Während die Zähne von den Menschen verwendet werden, um in einem edge-to-edge bite durch Ihre härtere und strengere Diät an der Zeit, jüngeren weicheren Lebensmitteln erlaubt, den modernen Menschen zu behalten, die juvenile überbiss, die vorher verschwunden Erwachsenenalter, mit den oberen Zähnen etwas mehr vor, als die unteren Zähne. Diese Verschiebung führte zu der Entstehung einer neuen Klasse Rede-das klingt jetzt gefunden in der Hälfte der Sprachen der Welt: labiodentals, oder Klänge durch Berührung der Unterlippe den oberen Zähnen, zum Beispiel bei der Aussprache des Buchstaben „f.“

„In Europa, unsere Daten lassen vermuten, dass die Verwendung von labiodentals dramatisch zugenommen hat erst in den letzten paar Jahrtausenden, korreliert mit dem Aufstieg der Technologie der Lebensmittelverarbeitung wie die industrielle Fräsen“, erklärt Steven Moran, einer der beiden co-erstautoren der Studie. „Der Einfluss der biologischen Bedingungen auf die Entwicklung des sounds hat bisher unterschätzt worden.“

Interdisziplinären Ansatz, um zu überprüfen, Hypothese

Das Projekt wurde inspiriert durch eine Beobachtung gemacht, die von Linguisten Charles Hockett zurück in 1985. Hockett bemerkt, dass die Sprachen, die Förderung labiodentals sind oft in Gesellschaften mit Zugang zu den weicheren Lebensmitteln. „Aber es gibt Dutzende von oberflächlichen Korrelationen, die Sprache, die unechte und die sprachliche Verhalten, wie zum Beispiel Aussprache, nicht versteinern“, sagt co-Erstautor Damián Blasi.

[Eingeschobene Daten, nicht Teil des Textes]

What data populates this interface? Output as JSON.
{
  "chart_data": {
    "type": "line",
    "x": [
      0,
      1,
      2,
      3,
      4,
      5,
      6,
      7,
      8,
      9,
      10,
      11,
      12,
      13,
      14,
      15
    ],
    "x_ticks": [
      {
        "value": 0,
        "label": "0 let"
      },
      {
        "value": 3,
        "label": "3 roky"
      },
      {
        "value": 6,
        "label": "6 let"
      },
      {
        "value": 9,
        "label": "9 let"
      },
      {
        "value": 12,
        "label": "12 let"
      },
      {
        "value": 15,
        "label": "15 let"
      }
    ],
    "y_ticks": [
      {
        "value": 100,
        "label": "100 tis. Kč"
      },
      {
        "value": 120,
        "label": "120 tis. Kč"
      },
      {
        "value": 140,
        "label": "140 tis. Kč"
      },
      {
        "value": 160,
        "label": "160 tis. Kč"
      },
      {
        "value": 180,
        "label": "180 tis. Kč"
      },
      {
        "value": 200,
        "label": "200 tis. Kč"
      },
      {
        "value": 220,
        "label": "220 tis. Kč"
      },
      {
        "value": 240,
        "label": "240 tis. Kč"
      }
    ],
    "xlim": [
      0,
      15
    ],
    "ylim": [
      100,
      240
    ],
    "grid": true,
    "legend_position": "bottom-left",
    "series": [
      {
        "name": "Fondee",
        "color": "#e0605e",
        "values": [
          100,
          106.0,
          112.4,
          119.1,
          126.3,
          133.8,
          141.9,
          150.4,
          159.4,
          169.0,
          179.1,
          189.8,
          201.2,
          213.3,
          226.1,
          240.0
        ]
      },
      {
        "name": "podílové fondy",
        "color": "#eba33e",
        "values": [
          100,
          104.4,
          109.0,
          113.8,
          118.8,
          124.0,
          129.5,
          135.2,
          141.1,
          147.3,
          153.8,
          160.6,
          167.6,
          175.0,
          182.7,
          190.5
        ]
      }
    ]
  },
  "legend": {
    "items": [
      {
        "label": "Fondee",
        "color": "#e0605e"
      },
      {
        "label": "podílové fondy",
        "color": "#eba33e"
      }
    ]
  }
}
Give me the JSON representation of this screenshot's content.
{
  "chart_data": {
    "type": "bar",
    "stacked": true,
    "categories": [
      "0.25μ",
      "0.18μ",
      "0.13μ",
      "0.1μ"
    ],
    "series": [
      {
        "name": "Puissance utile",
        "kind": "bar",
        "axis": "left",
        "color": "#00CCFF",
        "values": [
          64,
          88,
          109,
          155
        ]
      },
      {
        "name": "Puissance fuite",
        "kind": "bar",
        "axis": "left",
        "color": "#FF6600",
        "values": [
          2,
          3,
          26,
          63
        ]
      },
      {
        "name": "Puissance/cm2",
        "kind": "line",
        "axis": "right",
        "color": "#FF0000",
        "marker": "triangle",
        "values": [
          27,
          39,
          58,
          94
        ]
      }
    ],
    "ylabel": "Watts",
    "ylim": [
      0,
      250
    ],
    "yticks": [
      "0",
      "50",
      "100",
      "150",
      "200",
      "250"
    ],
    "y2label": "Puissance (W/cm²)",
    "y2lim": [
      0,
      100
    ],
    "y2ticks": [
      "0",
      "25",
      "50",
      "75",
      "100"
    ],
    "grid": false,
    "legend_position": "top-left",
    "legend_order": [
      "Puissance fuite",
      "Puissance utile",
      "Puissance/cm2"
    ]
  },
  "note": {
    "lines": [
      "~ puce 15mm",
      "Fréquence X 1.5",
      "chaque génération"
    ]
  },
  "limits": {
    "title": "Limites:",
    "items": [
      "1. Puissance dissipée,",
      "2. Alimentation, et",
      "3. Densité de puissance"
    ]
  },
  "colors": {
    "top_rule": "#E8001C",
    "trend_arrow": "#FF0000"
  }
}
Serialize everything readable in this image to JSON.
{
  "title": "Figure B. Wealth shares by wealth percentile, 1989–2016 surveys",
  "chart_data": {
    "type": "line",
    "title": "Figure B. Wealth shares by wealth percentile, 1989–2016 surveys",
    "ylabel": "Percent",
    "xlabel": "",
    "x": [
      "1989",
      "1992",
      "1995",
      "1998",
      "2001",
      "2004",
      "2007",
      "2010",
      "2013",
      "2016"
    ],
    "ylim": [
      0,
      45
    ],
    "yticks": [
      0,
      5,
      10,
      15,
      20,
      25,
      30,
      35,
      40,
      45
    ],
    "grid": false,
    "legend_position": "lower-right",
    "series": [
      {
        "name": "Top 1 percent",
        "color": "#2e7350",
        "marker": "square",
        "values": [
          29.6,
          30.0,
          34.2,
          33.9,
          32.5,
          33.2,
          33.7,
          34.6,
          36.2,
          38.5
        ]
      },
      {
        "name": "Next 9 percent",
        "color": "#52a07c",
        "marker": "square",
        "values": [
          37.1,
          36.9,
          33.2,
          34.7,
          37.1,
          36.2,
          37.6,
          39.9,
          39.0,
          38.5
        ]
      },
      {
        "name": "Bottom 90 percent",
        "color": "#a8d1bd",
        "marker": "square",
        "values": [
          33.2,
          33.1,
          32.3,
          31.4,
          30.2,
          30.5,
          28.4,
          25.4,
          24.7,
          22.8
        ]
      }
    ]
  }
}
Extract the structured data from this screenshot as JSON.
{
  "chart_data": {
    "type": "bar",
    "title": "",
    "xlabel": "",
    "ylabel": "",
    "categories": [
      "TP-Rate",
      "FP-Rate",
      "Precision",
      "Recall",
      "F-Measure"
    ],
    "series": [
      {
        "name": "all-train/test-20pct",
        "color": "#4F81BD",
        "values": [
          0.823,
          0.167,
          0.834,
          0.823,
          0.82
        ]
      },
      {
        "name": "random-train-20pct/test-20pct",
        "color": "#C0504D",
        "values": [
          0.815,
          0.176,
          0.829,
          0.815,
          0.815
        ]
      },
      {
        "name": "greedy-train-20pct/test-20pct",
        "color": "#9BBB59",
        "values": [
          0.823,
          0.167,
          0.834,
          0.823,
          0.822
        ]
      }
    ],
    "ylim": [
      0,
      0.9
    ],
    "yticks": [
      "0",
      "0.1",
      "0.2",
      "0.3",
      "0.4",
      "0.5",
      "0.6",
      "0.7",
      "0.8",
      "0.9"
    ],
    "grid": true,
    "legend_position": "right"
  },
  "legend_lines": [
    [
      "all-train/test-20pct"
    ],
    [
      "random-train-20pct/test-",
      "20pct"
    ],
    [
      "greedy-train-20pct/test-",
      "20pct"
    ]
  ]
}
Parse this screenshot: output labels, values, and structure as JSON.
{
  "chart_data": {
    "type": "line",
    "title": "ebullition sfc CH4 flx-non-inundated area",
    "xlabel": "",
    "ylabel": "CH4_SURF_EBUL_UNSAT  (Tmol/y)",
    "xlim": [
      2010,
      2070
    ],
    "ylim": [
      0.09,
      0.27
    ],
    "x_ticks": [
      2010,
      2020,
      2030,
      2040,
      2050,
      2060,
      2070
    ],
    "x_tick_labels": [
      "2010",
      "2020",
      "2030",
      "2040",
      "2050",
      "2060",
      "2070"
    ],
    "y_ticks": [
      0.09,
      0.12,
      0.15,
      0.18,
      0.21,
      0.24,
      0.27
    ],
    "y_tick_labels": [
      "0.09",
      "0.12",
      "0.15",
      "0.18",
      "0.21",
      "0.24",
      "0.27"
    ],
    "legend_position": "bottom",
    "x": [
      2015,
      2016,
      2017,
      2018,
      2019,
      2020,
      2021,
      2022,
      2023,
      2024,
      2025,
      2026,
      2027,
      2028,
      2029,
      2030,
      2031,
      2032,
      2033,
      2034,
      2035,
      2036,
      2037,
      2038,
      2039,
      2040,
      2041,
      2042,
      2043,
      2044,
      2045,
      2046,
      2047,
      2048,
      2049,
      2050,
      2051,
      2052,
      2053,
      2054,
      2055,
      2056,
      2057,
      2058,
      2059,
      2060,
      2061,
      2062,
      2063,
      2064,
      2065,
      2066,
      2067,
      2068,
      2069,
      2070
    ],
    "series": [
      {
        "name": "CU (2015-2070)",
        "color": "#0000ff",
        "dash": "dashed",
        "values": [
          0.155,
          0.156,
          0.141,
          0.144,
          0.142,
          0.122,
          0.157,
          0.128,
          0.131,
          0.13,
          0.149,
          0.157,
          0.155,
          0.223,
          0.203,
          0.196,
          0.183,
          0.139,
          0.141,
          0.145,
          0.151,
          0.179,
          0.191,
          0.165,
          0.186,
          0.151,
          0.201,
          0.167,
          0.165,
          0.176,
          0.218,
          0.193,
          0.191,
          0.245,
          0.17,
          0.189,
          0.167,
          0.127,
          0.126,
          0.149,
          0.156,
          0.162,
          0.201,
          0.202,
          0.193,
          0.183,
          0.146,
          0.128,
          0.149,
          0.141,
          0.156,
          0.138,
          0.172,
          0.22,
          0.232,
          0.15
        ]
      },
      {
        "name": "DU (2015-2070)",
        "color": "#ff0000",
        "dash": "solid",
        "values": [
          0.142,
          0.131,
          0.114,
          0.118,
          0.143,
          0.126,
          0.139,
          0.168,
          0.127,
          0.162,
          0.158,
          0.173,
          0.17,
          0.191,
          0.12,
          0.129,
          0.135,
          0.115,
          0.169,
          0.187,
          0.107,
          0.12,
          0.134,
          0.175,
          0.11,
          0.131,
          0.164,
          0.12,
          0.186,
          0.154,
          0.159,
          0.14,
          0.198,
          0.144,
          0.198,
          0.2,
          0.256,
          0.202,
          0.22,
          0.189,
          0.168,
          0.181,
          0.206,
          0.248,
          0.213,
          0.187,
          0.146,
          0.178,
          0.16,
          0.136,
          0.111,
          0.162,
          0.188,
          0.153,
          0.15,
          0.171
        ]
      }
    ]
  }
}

Um zu enträtseln der zugrunde liegenden Mechanismen der beobachteten Korrelationen, die Wissenschaftler kombinierten Erkenntnisse, Daten und Methoden aus aller Wissenschaften, einschließlich der biologischen Anthropologie, Phonetik und historische Sprachwissenschaft. „Es war ein seltener Fall von consilience über Disziplinen“, sagt Blasi. Was machte das Projekt möglich war, die Verfügbarkeit der neu entwickelte, große Datensätze, die detaillierte biomechanische simulation Modelle und rechenintensive Methoden der Datenanalyse, so die Forscher.

Hören Sie auf die Vergangenheit

„Unsere Ergebnisse werfen ein Licht auf die komplexe, kausale Zusammenhänge zwischen kulturellen Praktiken, die menschliche Biologie und die Sprache“, sagt Balthasar Bickel, Projektleiter und UZH-professor. „Sie fordern auch die Allgemeine Annahme, dass, wenn es um Sprache geht, die Vergangenheit klingt genau wie die Gegenwart.“ Auf der Grundlage der Ergebnisse der Studie und die neue Methoden entwickelt, die Sprachwissenschaftler können nun gegen eine Vielzahl von ungelösten Fragen, wie etwa Sprachen, hörte sich eigentlich vor tausenden von Jahren. Hat Caesar sagen: „veni, vidi, vici“ — oder war es mehr wie nur „weni, widi, wici'“?